Mata Naruto memicing. Oke, ia memang bukanlah orang yang jenius. Nilai-nilai pelajarannya selalu jeblok. Ia hanya mendapat nilai tinggi pada satu bidang pelajaran saja, tapi bukan berarti ia akan terima dikatai ‘Dobe’. Terlebih oleh orang asing ini. “Siapa yang kau panggil Dobe, Teme?” teriaknya kesal.
“Itu ingat.” celetuknya.
“Jadi namamu Teme?” pekik Naruto terkejut. ‘Oh, astaga,’ tambahnya dalam hati. Orang tua gila mana yang memberi nama anaknya, ‘Teme’? Normalnya, orang tua pasti ingin anaknya jadi orang baik. Karena itulah, mereka memberi nama anaknya dengan sesuatu yang bermakna positif. Lah ini, Teme. Astaga! Kesurupan apa sih orang tuanya sampai mendoakan anaknya agar jadi orang brengsek.

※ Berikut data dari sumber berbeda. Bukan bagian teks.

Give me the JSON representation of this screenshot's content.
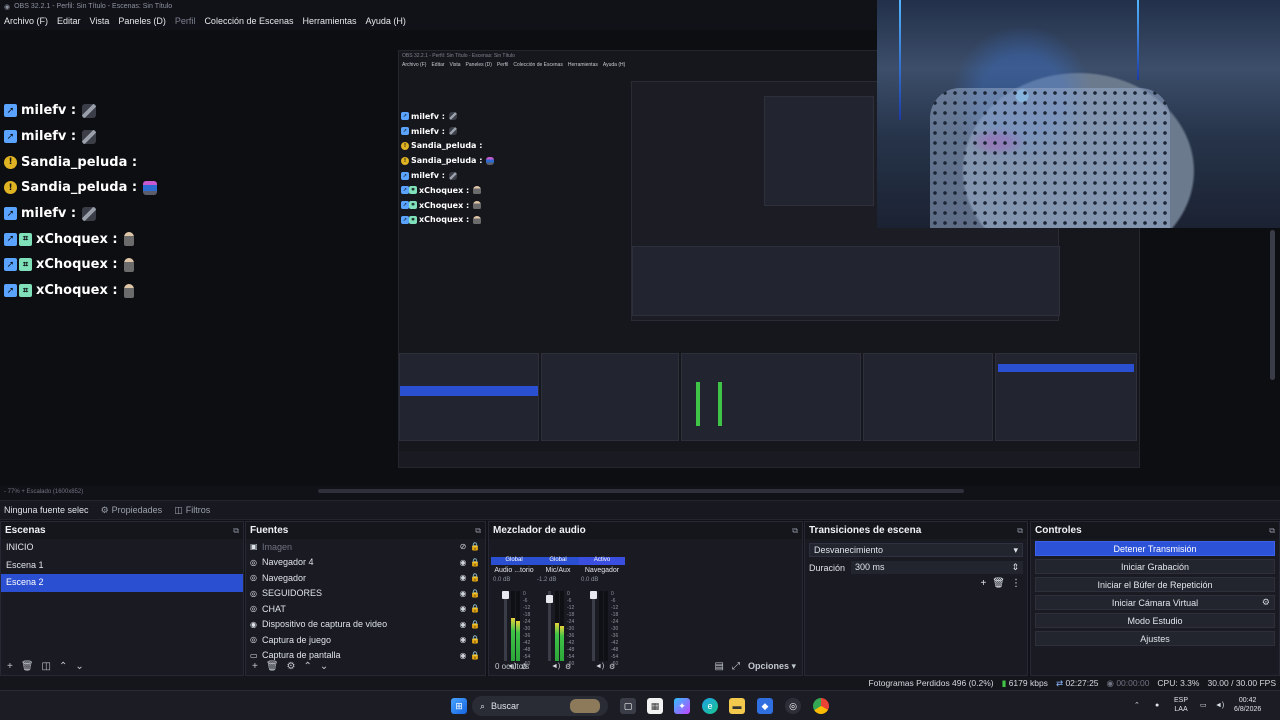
{
  "window": {
    "title": "OBS 32.2.1 - Perfil: Sin Título - Escenas: Sin Título"
  },
  "menu": [
    {
      "label": "Archivo (F)",
      "dim": false
    },
    {
      "label": "Editar",
      "dim": false
    },
    {
      "label": "Vista",
      "dim": false
    },
    {
      "label": "Paneles (D)",
      "dim": false
    },
    {
      "label": "Perfil",
      "dim": true
    },
    {
      "label": "Colección de Escenas",
      "dim": false
    },
    {
      "label": "Herramientas",
      "dim": false
    },
    {
      "label": "Ayuda (H)",
      "dim": false
    }
  ],
  "chat": [
    {
      "user": "milefv :",
      "badges": [
        "prime"
      ],
      "emote": "sword"
    },
    {
      "user": "milefv :",
      "badges": [
        "prime"
      ],
      "emote": "sword"
    },
    {
      "user": "Sandia_peluda :",
      "badges": [
        "sub"
      ],
      "emote": "none"
    },
    {
      "user": "Sandia_peluda :",
      "badges": [
        "sub"
      ],
      "emote": "robo"
    },
    {
      "user": "milefv :",
      "badges": [
        "prime"
      ],
      "emote": "sword"
    },
    {
      "user": "xChoquex :",
      "badges": [
        "prime",
        "extra"
      ],
      "emote": "fig"
    },
    {
      "user": "xChoquex :",
      "badges": [
        "prime",
        "extra"
      ],
      "emote": "fig"
    },
    {
      "user": "xChoquex :",
      "badges": [
        "prime",
        "extra"
      ],
      "emote": "fig"
    }
  ],
  "preview_strip": {
    "zoom": "- 77% + Escalado (1600x852)"
  },
  "propbar": {
    "selected": "Ninguna fuente selec",
    "properties": "Propiedades",
    "filters": "Filtros"
  },
  "scenes": {
    "title": "Escenas",
    "items": [
      {
        "label": "INICIO",
        "selected": false
      },
      {
        "label": "Escena 1",
        "selected": false
      },
      {
        "label": "Escena 2",
        "selected": true
      }
    ]
  },
  "sources": {
    "title": "Fuentes",
    "items": [
      {
        "label": "Imagen",
        "icon": "image-icon",
        "dim": true
      },
      {
        "label": "Navegador 4",
        "icon": "globe-icon",
        "dim": false
      },
      {
        "label": "Navegador",
        "icon": "globe-icon",
        "dim": false
      },
      {
        "label": "SEGUIDORES",
        "icon": "globe-icon",
        "dim": false
      },
      {
        "label": "CHAT",
        "icon": "globe-icon",
        "dim": false
      },
      {
        "label": "Dispositivo de captura de video",
        "icon": "camera-icon",
        "dim": false
      },
      {
        "label": "Captura de juego",
        "icon": "gamepad-icon",
        "dim": false
      },
      {
        "label": "Captura de pantalla",
        "icon": "monitor-icon",
        "dim": false
      }
    ]
  },
  "mixer": {
    "title": "Mezclador de audio",
    "channels": [
      {
        "tag": "Global",
        "name": "Audio ...torio",
        "db": "0.0 dB",
        "level": 0.62
      },
      {
        "tag": "Global",
        "name": "Mic/Aux",
        "db": "-1.2 dB",
        "level": 0.55
      },
      {
        "tag": "Activo",
        "name": "Navegador",
        "db": "0.0 dB",
        "level": 0.0
      }
    ],
    "scale": [
      "0",
      "-6",
      "-12",
      "-18",
      "-24",
      "-30",
      "-36",
      "-42",
      "-48",
      "-54",
      "-60"
    ],
    "hidden": "0 oculto/s",
    "options": "Opciones"
  },
  "transitions": {
    "title": "Transiciones de escena",
    "type": "Desvanecimiento",
    "duration_label": "Duración",
    "duration_value": "300 ms"
  },
  "controls": {
    "title": "Controles",
    "buttons": [
      {
        "label": "Detener Transmisión",
        "primary": true
      },
      {
        "label": "Iniciar Grabación",
        "primary": false
      },
      {
        "label": "Iniciar el Búfer de Repetición",
        "primary": false
      },
      {
        "label": "Iniciar Cámara Virtual",
        "primary": false
      },
      {
        "label": "Modo Estudio",
        "primary": false
      },
      {
        "label": "Ajustes",
        "primary": false
      }
    ]
  },
  "status": {
    "dropped": "Fotogramas Perdidos 496 (0.2%)",
    "bitrate": "6179 kbps",
    "stream_time": "02:27:25",
    "rec_time": "00:00:00",
    "cpu": "CPU: 3.3%",
    "fps": "30.00 / 30.00 FPS"
  },
  "taskbar": {
    "search": "Buscar",
    "lang": "ESP",
    "lang2": "LAA",
    "time": "00:42",
    "date": "6/8/2026"
  },
  "colors": {
    "accent": "#2c52d8",
    "meter_green": "#3fc447",
    "bg": "#111217"
  }
}
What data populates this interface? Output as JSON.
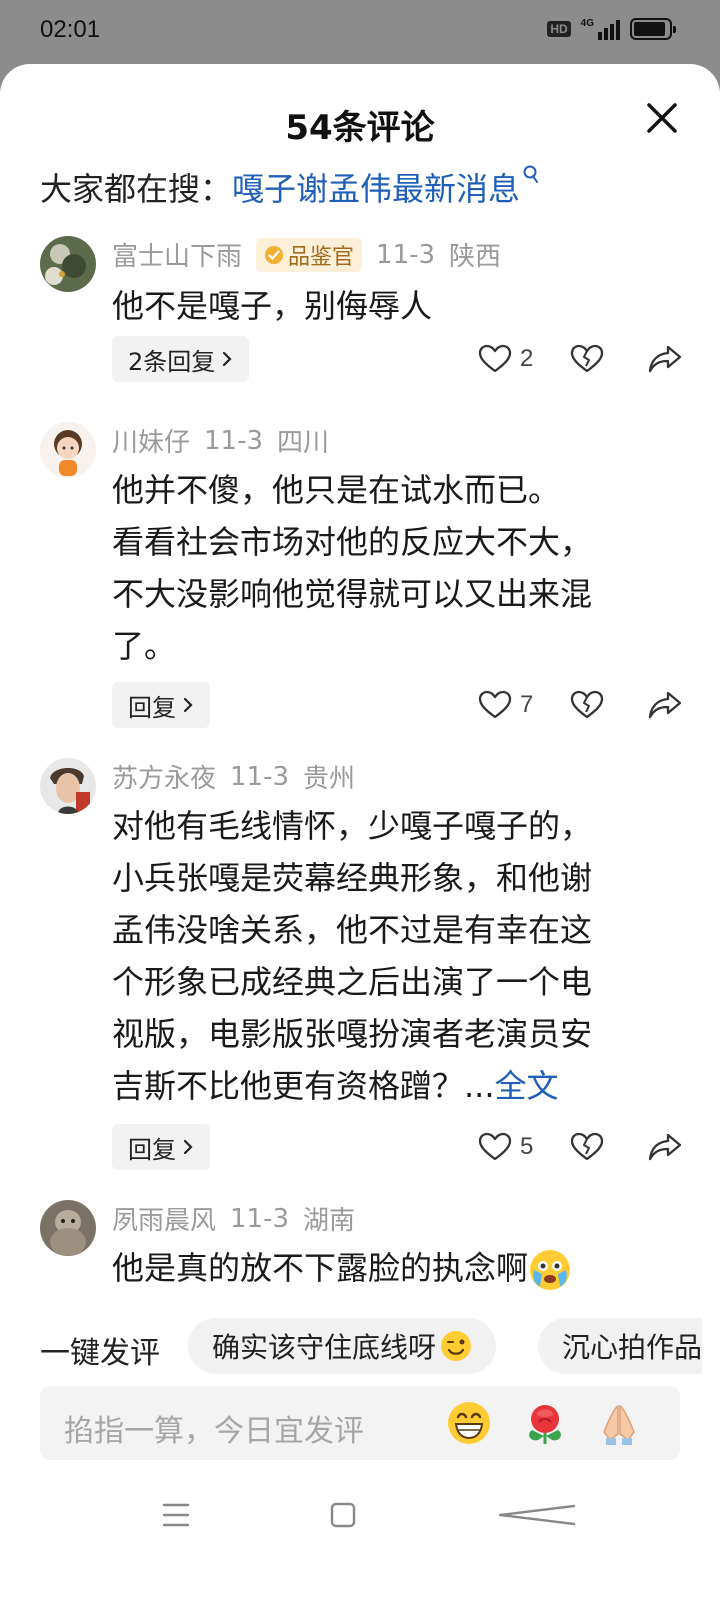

“Tentu saja bukan,” tukas orang itu sambil merengut masam.  
“Jadi, kau ini siapa?”
“Sudahlah! Jangan ngelawak, Naruto!” katanya ketus. “Aku tidak suka.”
“Siapa yang bercanda?” balas Naruto tak kalah ketusnya. ‘Orang ini siapa sih? Kenapa ia SKSD sama aku?’ batinnya bingung.
“Jadi, kau betul-betul tidak ingat aku?” tanyanya memastikan.
“Kalau ingat ngapain aku nanya,” sergahnya kesal.
“Aku ini Sasuke. Sasuke Uchiha, rekan setimmu.”
‘Sasuke Uchiha? Rekan setim? Ni, orang ngomong apa, sih? Kurang piknik kali, ya?’ batin Naruto tenggelam dalam kebingungan.